Of course, C-3PO obliged, projecting additional context as he spoke.

"Zakuul was the capital world of what became known as the Eternal Empire," he began. "Of what Master Luke had managed to rediscover, it was a civilization that rose rapidly from Wild Space and, most unusually, did so while suppressing both Sith and Jedi forces, waging wars against both sides."

"Against... both?" Vila asked, surprised.

"Indeed," C-3PO continued, "From the texts that Master Luke had collected, within that empire, Force sensitivity was regulated and weaponized under a single ruling lineage. The Empire's ruler, known publicly as Valkorion, presented himself as a benevolent god-emperor."

"Yeah," Sareh's lips tightened. "Benevolent... He was an ancient Sith in disguise. And when I say ancient, I mean someone from the old... OLD days..."

"That," C-3PO added quickly. "Is in the restricted... section..."

"Not in my restricted section!" Sareh chuckled, "We have writings about that part. They didn't just conquer worlds, for the fun of it; the plan was to absorb them, sometimes, literally." She said as she looked at us. "That so-called god-emperor was a monster."

"Are we now... searching for robots that were made by them?" Vila groaned, rubbing her face.

"No, I don't think so..." Sareh shook her head, chewing on her lips, "They weren't droid users, I mean... This type of interaction and operation... No. This doesn't fit. A droid is not Force-sensitive, and that was a big thing with them. I think we are dealing with something from that period, but from the Sith side of the three-way wars."

"I can't really help with much more," C-3PO's voice started again, sounding ashamed of himself. "The Jedi of the time chose not to preserve extensive records as the conflict was devastating. Entire sectors were destabilized, with the Republic nearly collapsing. Now that I count the times that almost happened or did happen, it's quite interesting."

"Thinking about it," Vila said quietly, ignoring C-3PO, who kept bringing up dates on how many times the Republic had almost fallen, "If the Sith developed weapons to resist this Eternal Empire, that was big on using the force... And we're dealing with droids that resist the Force... That tracks, no?"

"It does make sense. But then again..." I agreed, "This doesn't get us closer to where we should look for them, besides this... Zakuul? Is that planet still around or something?"

"That is behind the restricted parts, I'm so sorry," C-3PO said at once, already giving us an answer that it was indeed around and known.

"We wouldn't be going there anyway," Sareh interjected, her fingers drumming on the table, clearly thinking, "As C-3PO said, the Eternal Empire fought against the Jedi and the Sith. They even decimated the New Sith Empire that existed at the time... If we want to find clues, we must go... there... I think."

"You think?" Vila asked, raising an eyebrow.

"She does." I nodded, gazing at Sareh, "She is pretty sure, but she doesn't know where that is."

"No, I don't." She said, her eyes moving to mine, both smiling and not, "Your perception in the Force is... stronger than I heard."

"You heard of it...?" I asked, surprised.

"Yes, Lady Vestara mentioned it to us... Even warned us about you, to not be alone with you for long, or we may... fall and be preyed upon by your... mind.
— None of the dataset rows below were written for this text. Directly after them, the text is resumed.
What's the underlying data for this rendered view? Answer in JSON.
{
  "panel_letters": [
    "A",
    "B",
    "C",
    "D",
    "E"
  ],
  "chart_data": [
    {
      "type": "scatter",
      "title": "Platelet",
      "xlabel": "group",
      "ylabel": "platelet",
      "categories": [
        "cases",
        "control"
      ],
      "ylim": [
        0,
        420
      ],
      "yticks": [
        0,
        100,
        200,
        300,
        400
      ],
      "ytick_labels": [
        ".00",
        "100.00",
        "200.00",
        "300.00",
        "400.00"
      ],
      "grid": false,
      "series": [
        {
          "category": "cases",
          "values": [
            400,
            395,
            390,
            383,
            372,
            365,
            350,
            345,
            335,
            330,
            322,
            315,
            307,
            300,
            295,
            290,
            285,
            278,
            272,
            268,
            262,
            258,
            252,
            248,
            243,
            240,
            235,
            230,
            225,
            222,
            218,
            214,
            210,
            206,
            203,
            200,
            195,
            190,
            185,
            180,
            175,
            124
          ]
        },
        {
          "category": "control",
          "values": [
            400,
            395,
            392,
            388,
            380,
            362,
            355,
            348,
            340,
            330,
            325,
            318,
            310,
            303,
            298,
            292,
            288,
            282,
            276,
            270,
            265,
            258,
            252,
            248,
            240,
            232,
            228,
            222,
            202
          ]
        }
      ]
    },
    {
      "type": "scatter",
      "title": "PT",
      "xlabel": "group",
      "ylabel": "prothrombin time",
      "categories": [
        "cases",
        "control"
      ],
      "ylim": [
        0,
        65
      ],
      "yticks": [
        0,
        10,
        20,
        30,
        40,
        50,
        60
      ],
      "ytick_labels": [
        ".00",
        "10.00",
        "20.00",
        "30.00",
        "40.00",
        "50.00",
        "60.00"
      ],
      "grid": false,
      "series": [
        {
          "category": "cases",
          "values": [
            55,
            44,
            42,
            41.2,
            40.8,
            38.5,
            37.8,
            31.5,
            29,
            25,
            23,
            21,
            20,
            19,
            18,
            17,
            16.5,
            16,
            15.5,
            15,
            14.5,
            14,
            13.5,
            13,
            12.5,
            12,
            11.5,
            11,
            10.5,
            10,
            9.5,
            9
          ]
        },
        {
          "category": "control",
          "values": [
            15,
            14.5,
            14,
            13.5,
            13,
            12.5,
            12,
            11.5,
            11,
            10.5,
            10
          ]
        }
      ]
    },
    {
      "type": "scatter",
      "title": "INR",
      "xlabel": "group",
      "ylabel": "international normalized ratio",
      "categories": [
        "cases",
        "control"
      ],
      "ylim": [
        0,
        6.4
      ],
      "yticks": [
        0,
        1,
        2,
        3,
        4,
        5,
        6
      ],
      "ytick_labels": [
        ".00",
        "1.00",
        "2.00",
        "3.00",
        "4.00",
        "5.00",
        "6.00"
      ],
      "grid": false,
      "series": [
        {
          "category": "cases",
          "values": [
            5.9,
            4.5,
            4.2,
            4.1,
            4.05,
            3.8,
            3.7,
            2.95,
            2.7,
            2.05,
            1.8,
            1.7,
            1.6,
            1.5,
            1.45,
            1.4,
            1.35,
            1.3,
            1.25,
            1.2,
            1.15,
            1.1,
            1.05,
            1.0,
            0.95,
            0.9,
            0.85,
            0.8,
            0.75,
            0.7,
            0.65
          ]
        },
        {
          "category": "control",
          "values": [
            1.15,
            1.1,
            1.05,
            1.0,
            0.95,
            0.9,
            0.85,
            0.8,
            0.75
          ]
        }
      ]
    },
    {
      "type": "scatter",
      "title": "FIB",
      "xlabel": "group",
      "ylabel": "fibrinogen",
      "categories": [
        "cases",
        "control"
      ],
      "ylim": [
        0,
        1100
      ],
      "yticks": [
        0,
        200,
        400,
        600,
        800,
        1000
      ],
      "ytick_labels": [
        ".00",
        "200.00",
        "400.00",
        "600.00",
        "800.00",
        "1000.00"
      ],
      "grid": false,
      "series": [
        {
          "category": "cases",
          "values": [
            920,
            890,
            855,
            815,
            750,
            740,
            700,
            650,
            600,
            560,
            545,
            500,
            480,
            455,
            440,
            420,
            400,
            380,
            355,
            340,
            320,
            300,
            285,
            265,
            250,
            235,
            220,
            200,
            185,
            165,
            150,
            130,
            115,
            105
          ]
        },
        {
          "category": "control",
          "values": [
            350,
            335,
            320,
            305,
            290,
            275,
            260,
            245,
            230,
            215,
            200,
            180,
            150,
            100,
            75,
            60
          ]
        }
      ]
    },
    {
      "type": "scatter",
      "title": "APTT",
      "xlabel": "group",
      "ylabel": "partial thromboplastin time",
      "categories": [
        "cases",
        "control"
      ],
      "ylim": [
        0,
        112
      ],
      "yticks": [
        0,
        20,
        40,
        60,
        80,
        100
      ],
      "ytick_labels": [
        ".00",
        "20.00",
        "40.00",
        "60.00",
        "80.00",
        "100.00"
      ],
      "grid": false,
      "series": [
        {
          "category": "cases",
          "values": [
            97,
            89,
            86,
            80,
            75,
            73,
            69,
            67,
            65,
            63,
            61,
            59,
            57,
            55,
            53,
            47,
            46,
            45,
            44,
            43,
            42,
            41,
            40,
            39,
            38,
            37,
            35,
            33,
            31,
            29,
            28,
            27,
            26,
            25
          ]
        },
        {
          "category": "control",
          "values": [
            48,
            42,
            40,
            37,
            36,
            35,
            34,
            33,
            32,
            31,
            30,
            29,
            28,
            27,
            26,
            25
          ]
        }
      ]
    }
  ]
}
Lying us bare and naked..."

"Khm! That's enough!" Vila flared up suddenly, making Sareh chuckle and cover her mouth. "Nobody is lying naked, nowhere, not with him, understood?"

"Perfectly." She glanced at Vila slowly, but she kept smiling, "Your partner is indeed... dangerous." She said, but to which of us, I couldn't tell. "Well," She stood up, fixing her robes, "I think we found something that has to be reported to our leaders... Don't you agree?"
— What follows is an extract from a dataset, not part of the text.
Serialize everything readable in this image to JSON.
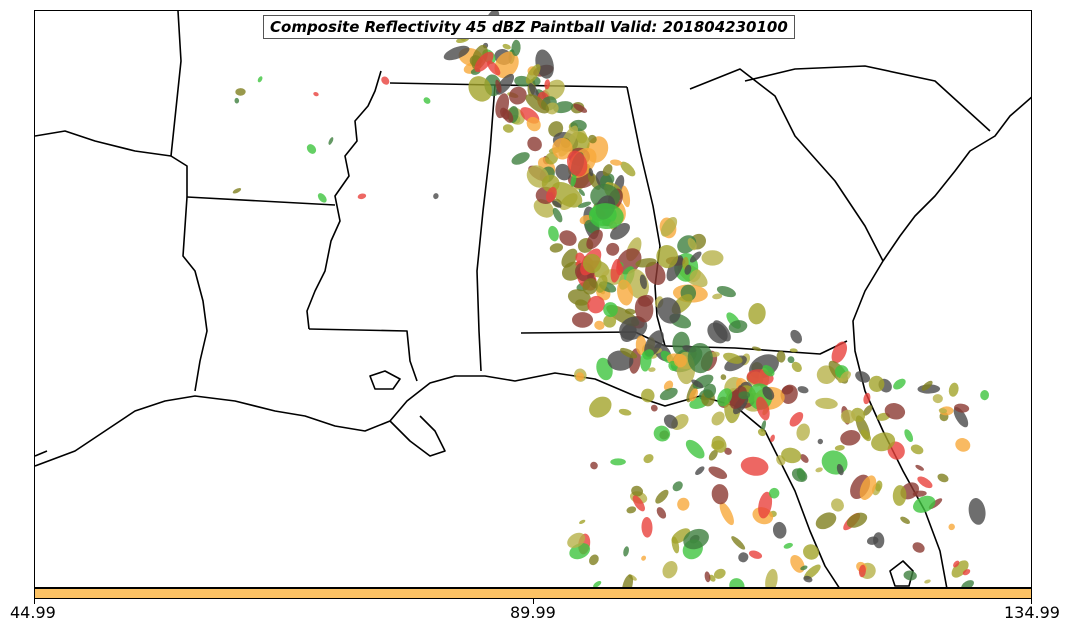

"It is something, yes." I nodded, glancing at C-3PO, "We will escort you to the Council, I think both of our leaders are there, as usual, and we can make our reports."

"You do the talking," Vila murmured to me, crossing her arms and still watching Sareh. "I will keep an eye on her in the meantime."

"I'm fine with that," Sareh nodded, recovering her ancient data card, as we left the library, letting C-3PO clean up everything, as it was the best way to prevent him from complaining about misplaced items...

Haaaaah...

Ancient Sith? Eternal Empire? Oh come on... Why can't the dead stay dead?